Did you ever wonder how sometimes something leads to something else that appears to be totally unrelated? In this book, Steve Johnson a New York Times bestselling author and host of the PBS/BBC series How We Got to Now will explain just how that happens.
Johnson terms the book " a work of history written sometime in the future by some form of artificial intelligence, mapping out the history of the preceding millennium." Doesn't that explain it? But what the book does talk about is how 6 ideas and innovations have triggered changes that seem to have nothing to do with the original idea. Johnson's 6 ideas: glass, cold, sound, clean, time and light.
He starts by explaining that innovations usually begin with an attempt to solve a specific problem but end up triggering changes that have seemingly nothing to do with the original problem (think Velcro). A new innovation is really a network of new ideas. For example, the printing press. The printing press created a demand for eyeglasses so people could see the printed word more clearly which led to experiments with lenses which led to the microscope. Johnson calls this the hummingbird effect.

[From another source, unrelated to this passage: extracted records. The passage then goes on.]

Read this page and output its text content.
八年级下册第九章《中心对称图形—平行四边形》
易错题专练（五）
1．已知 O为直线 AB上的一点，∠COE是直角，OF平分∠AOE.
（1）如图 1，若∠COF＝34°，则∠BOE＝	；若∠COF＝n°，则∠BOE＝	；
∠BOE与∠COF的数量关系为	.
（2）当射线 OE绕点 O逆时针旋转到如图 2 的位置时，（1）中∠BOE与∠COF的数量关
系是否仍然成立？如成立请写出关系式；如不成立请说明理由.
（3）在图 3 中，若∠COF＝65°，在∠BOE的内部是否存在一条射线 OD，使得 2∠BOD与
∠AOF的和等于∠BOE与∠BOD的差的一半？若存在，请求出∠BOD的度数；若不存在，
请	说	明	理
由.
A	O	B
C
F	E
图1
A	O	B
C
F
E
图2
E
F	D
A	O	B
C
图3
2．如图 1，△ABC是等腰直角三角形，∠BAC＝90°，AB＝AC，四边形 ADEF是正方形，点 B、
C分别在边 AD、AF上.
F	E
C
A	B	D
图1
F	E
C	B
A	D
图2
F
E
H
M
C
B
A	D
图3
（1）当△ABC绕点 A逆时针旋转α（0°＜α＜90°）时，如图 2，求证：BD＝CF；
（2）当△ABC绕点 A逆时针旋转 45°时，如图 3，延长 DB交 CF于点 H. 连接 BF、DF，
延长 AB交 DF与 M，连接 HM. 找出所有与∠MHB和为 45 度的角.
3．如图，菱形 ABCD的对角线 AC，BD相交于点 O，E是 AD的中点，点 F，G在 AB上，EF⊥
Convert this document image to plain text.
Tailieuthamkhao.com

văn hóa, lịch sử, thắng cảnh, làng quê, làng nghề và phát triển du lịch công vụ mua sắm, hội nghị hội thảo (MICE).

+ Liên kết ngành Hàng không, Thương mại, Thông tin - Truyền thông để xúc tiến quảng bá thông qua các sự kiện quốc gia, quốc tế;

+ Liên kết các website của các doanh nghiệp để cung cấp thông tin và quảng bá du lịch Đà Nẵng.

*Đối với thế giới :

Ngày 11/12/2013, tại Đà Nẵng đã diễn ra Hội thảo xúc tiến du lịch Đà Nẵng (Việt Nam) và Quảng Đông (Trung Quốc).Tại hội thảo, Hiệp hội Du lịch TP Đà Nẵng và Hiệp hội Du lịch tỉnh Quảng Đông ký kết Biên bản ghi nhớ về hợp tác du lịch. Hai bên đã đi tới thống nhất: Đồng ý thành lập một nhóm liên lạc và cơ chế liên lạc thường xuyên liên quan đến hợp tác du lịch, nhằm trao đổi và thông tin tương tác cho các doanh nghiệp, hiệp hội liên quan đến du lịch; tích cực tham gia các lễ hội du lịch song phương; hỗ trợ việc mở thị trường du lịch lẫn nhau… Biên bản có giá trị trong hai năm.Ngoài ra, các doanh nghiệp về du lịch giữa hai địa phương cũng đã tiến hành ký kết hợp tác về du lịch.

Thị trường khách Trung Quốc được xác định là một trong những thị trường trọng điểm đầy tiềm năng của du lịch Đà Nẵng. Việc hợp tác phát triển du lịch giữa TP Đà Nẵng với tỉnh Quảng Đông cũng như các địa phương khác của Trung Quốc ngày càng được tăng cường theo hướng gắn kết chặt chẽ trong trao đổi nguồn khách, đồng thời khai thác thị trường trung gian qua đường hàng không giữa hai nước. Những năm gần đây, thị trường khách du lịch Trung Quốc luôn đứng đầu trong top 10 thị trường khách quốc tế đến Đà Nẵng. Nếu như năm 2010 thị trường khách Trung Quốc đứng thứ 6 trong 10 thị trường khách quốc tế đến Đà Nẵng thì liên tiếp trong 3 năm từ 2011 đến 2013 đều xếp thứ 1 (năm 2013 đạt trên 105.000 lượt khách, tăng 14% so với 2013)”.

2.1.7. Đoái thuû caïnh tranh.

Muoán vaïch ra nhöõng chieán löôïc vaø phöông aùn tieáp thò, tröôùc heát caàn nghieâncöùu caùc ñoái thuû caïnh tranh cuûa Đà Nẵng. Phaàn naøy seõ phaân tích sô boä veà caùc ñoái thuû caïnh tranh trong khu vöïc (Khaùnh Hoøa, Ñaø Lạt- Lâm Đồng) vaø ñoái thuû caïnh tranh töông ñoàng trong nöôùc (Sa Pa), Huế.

The focus is on North American and European ideas and innovations and the book doesn't deal with the relative value of the idea. His example is air conditioning which has allowed people to live in the desert and that negatively affects water supply. Johnson starts with glass, starting with an event 26 million years ago in the Libyan desert and continuing right up to today's fiber optics.
The whole book is like this and it is fascinating. Short, each innovation chapter is less than 50 pages in length and chocked full of interesting tidbits. Not only interesting, the book gives a little bit of history and science in the deal.